A New Means of Censorship

In the Russian region of Bashkortostan, the sole independent newspaper is becoming harder to find in stores. Novaya Gazeta reported on October 13th that the “Ufa Meridian,” which publishes out of the regional capital of Ufa, is facing not-so-subtle moves from above that amount to a new form of censorship. Rather than direct confrontation, the authorities use bureaucratic means to silence their opposition.

It began when the municipally-owned printer, “Ufa-Press” broke its contract with the Ufa Meridian, which pays several hundred thousand rubles for their services each year. In a letter to the editor, the municipal enterprise attributed the move to a “reduction of production capabilities.” Apparently, a similar reduction happened simultaneously at several local distribution firms as well, which didn’t bother sending a letter to the editor. Instead, they simply told the newspaper’s driver that he shouldn’t bring them the paper any more. Their administration had informed them that they shouldn’t accept the paper, or distribute it to the point of sale.

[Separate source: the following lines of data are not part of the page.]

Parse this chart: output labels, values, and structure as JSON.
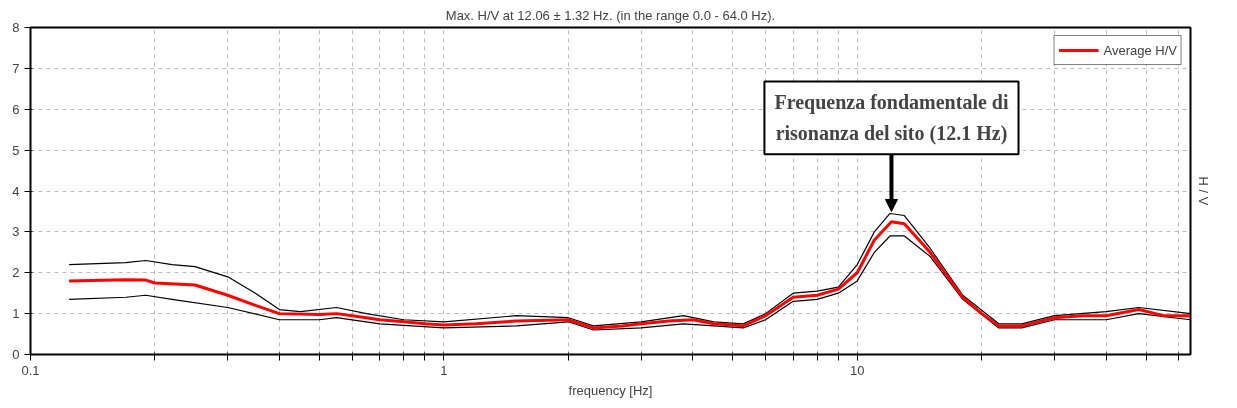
{
  "chart_data": {
    "type": "line",
    "title": "Max. H/V at 12.06 ± 1.32 Hz. (in the range 0.0 - 64.0 Hz).",
    "xlabel": "frequency [Hz]",
    "ylabel": "H / V",
    "log": "x",
    "grid": true,
    "legend": "top right",
    "line_style": "solid",
    "marker": "none",
    "xlim": [
      0.1,
      64
    ],
    "ylim": [
      0,
      8
    ],
    "xticks": [
      0.1,
      {
        "value": 0.2,
        "label": null
      },
      {
        "value": 0.3,
        "label": null
      },
      {
        "value": 0.4,
        "label": null
      },
      {
        "value": 0.5,
        "label": null
      },
      {
        "value": 0.6,
        "label": null
      },
      {
        "value": 0.7,
        "label": null
      },
      {
        "value": 0.8,
        "label": null
      },
      {
        "value": 0.9,
        "label": null
      },
      1,
      {
        "value": 2,
        "label": null
      },
      {
        "value": 3,
        "label": null
      },
      {
        "value": 4,
        "label": null
      },
      {
        "value": 5,
        "label": null
      },
      {
        "value": 6,
        "label": null
      },
      {
        "value": 7,
        "label": null
      },
      {
        "value": 8,
        "label": null
      },
      {
        "value": 9,
        "label": null
      },
      10,
      {
        "value": 20,
        "label": null
      },
      {
        "value": 30,
        "label": null
      },
      {
        "value": 40,
        "label": null
      },
      {
        "value": 50,
        "label": null
      },
      {
        "value": 60,
        "label": null
      }
    ],
    "yticks": [
      0,
      1,
      2,
      3,
      4,
      5,
      6,
      7,
      8
    ],
    "series": [
      {
        "color": "#000000",
        "x": [
          0.124,
          0.17,
          0.19,
          0.22,
          0.25,
          0.3,
          0.35,
          0.4,
          0.45,
          0.55,
          0.65,
          0.8,
          1.0,
          1.5,
          2.0,
          2.3,
          3,
          3.8,
          4.5,
          5.3,
          6,
          7,
          8,
          9,
          10,
          11,
          12,
          13,
          15,
          18,
          22,
          25,
          30,
          40,
          48,
          64
        ],
        "values": [
          2.2,
          2.25,
          2.3,
          2.2,
          2.15,
          1.9,
          1.5,
          1.1,
          1.05,
          1.15,
          1.0,
          0.85,
          0.8,
          0.95,
          0.9,
          0.7,
          0.8,
          0.95,
          0.8,
          0.75,
          1.0,
          1.5,
          1.55,
          1.65,
          2.2,
          3.0,
          3.45,
          3.4,
          2.6,
          1.45,
          0.75,
          0.75,
          0.95,
          1.05,
          1.15,
          1.0
        ]
      },
      {
        "color": "#000000",
        "x": [
          0.124,
          0.17,
          0.19,
          0.22,
          0.3,
          0.4,
          0.5,
          0.55,
          0.7,
          1.0,
          1.5,
          2.0,
          2.3,
          3,
          3.8,
          4.5,
          5.3,
          6,
          7,
          8,
          9,
          10,
          11,
          12,
          13,
          15,
          18,
          22,
          25,
          30,
          40,
          48,
          64
        ],
        "values": [
          1.35,
          1.4,
          1.45,
          1.35,
          1.15,
          0.85,
          0.85,
          0.9,
          0.75,
          0.65,
          0.7,
          0.8,
          0.6,
          0.65,
          0.75,
          0.7,
          0.65,
          0.85,
          1.3,
          1.35,
          1.5,
          1.8,
          2.5,
          2.9,
          2.9,
          2.4,
          1.35,
          0.65,
          0.65,
          0.85,
          0.85,
          1.0,
          0.85
        ]
      },
      {
        "name": "Average H/V",
        "color": "#ff0000",
        "x": [
          0.124,
          0.17,
          0.19,
          0.2,
          0.25,
          0.3,
          0.35,
          0.4,
          0.5,
          0.55,
          0.6,
          0.7,
          0.8,
          0.9,
          1.0,
          1.2,
          1.5,
          2.0,
          2.3,
          2.7,
          3,
          3.5,
          4,
          4.5,
          5,
          5.3,
          6,
          7,
          8,
          9,
          10,
          11,
          12.1,
          13,
          15,
          18,
          20,
          22,
          25,
          30,
          35,
          40,
          48,
          55,
          64
        ],
        "values": [
          1.8,
          1.83,
          1.82,
          1.75,
          1.7,
          1.45,
          1.2,
          1.0,
          0.98,
          1.0,
          0.95,
          0.85,
          0.8,
          0.75,
          0.72,
          0.75,
          0.82,
          0.85,
          0.65,
          0.7,
          0.75,
          0.82,
          0.85,
          0.75,
          0.72,
          0.7,
          0.95,
          1.4,
          1.45,
          1.6,
          2.0,
          2.8,
          3.25,
          3.2,
          2.5,
          1.4,
          1.0,
          0.7,
          0.7,
          0.9,
          0.95,
          0.95,
          1.1,
          0.95,
          0.95
        ]
      }
    ],
    "annotations": [
      {
        "text": "Frequenza fondamentale di\nrisonanza del sito (12.1 Hz)",
        "x": 12.1,
        "y": 3.5
      }
    ]
  }
}
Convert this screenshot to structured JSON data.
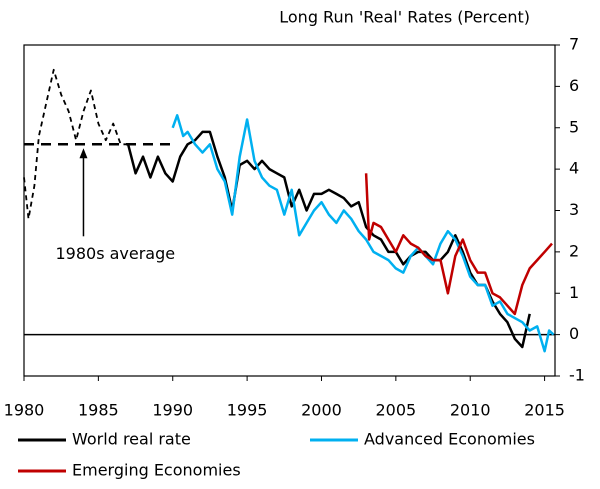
{
  "chart_data": {
    "type": "line",
    "title": "Long Run 'Real' Rates (Percent)",
    "xlim": [
      1980,
      2015.7
    ],
    "xticks": [
      1980,
      1985,
      1990,
      1995,
      2000,
      2005,
      2010,
      2015
    ],
    "ylim": [
      -1,
      7
    ],
    "yticks": [
      -1,
      0,
      1,
      2,
      3,
      4,
      5,
      6,
      7
    ],
    "y_axis_side": "right",
    "grid": false,
    "annotations": [
      {
        "text": "1980s average",
        "value": 4.6,
        "x": [
          1980,
          1990
        ]
      }
    ],
    "series": [
      {
        "name": "World real rate",
        "color": "#000000",
        "dashed_before": 1987,
        "x": [
          1980,
          1980.3,
          1980.7,
          1981,
          1981.5,
          1982,
          1982.5,
          1983,
          1983.5,
          1984,
          1984.5,
          1985,
          1985.5,
          1986,
          1986.5,
          1987,
          1987.5,
          1988,
          1988.5,
          1989,
          1989.5,
          1990,
          1990.5,
          1991,
          1991.5,
          1992,
          1992.5,
          1993,
          1993.5,
          1994,
          1994.5,
          1995,
          1995.5,
          1996,
          1996.5,
          1997,
          1997.5,
          1998,
          1998.5,
          1999,
          1999.5,
          2000,
          2000.5,
          2001,
          2001.5,
          2002,
          2002.5,
          2003,
          2003.5,
          2004,
          2004.5,
          2005,
          2005.5,
          2006,
          2006.5,
          2007,
          2007.5,
          2008,
          2008.5,
          2009,
          2009.5,
          2010,
          2010.5,
          2011,
          2011.5,
          2012,
          2012.5,
          2013,
          2013.5,
          2014
        ],
        "values": [
          3.8,
          2.8,
          3.6,
          4.8,
          5.6,
          6.4,
          5.8,
          5.4,
          4.7,
          5.4,
          5.9,
          5.1,
          4.7,
          5.1,
          4.6,
          4.6,
          3.9,
          4.3,
          3.8,
          4.3,
          3.9,
          3.7,
          4.3,
          4.6,
          4.7,
          4.9,
          4.9,
          4.3,
          3.8,
          3.0,
          4.1,
          4.2,
          4.0,
          4.2,
          4.0,
          3.9,
          3.8,
          3.1,
          3.5,
          3.0,
          3.4,
          3.4,
          3.5,
          3.4,
          3.3,
          3.1,
          3.2,
          2.6,
          2.4,
          2.3,
          2.0,
          2.0,
          1.7,
          1.9,
          2.0,
          2.0,
          1.8,
          1.8,
          2.0,
          2.4,
          2.0,
          1.5,
          1.2,
          1.2,
          0.8,
          0.5,
          0.3,
          -0.1,
          -0.3,
          0.5
        ]
      },
      {
        "name": "Advanced Economies",
        "color": "#00b0f0",
        "x": [
          1990,
          1990.3,
          1990.7,
          1991,
          1991.5,
          1992,
          1992.5,
          1993,
          1993.5,
          1994,
          1994.5,
          1995,
          1995.5,
          1996,
          1996.5,
          1997,
          1997.5,
          1998,
          1998.5,
          1999,
          1999.5,
          2000,
          2000.5,
          2001,
          2001.5,
          2002,
          2002.5,
          2003,
          2003.5,
          2004,
          2004.5,
          2005,
          2005.5,
          2006,
          2006.5,
          2007,
          2007.5,
          2008,
          2008.5,
          2009,
          2009.5,
          2010,
          2010.5,
          2011,
          2011.5,
          2012,
          2012.5,
          2013,
          2013.5,
          2014,
          2014.5,
          2015,
          2015.3,
          2015.6
        ],
        "values": [
          5.0,
          5.3,
          4.8,
          4.9,
          4.6,
          4.4,
          4.6,
          4.0,
          3.7,
          2.9,
          4.3,
          5.2,
          4.2,
          3.8,
          3.6,
          3.5,
          2.9,
          3.5,
          2.4,
          2.7,
          3.0,
          3.2,
          2.9,
          2.7,
          3.0,
          2.8,
          2.5,
          2.3,
          2.0,
          1.9,
          1.8,
          1.6,
          1.5,
          1.9,
          2.1,
          1.9,
          1.7,
          2.2,
          2.5,
          2.3,
          1.9,
          1.4,
          1.2,
          1.2,
          0.7,
          0.8,
          0.5,
          0.4,
          0.3,
          0.1,
          0.2,
          -0.4,
          0.1,
          0.0
        ]
      },
      {
        "name": "Emerging Economies",
        "color": "#c00000",
        "x": [
          2003,
          2003.2,
          2003.5,
          2004,
          2004.5,
          2005,
          2005.5,
          2006,
          2006.5,
          2007,
          2007.5,
          2008,
          2008.5,
          2009,
          2009.5,
          2010,
          2010.5,
          2011,
          2011.5,
          2012,
          2012.5,
          2013,
          2013.5,
          2014,
          2014.5,
          2015,
          2015.5
        ],
        "values": [
          3.9,
          2.3,
          2.7,
          2.6,
          2.3,
          2.0,
          2.4,
          2.2,
          2.1,
          1.9,
          1.8,
          1.8,
          1.0,
          1.9,
          2.3,
          1.8,
          1.5,
          1.5,
          1.0,
          0.9,
          0.7,
          0.5,
          1.2,
          1.6,
          1.8,
          2.0,
          2.2
        ]
      }
    ]
  }
}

In the opinion of Ufa Meridian editor Artem Valiev, the order came from the top ranks of the local authorities. Earlier this week, just before the arrival of President Putin on an October 12th visit, the newspaper had disappeared from the shelves of many news-stands and kiosks. Putin came to Ufa to head a regional council meeting, and to participate in celebrations marking the 450th anniversary of Bashkortostan’s entry into the Russian Federation. The publication believes its issues were pulled because they may have ruined Putin’s temperament, had he a chance to see them. According to the Sobkor®ru news agency, the city of Ufa also arrested several student activists prior to the president’s visit, on suspicion of planning anti-Putin demonstrations.

The editors of the Ufa Meridian have pledged to continue using all means available to continue publication. The newspaper has a loyal circulation of around 25 thousand. Recent stories have included features on the rising cost of public housing, corruption among local figures, and the living conditions of ordinary Russians in the countryside.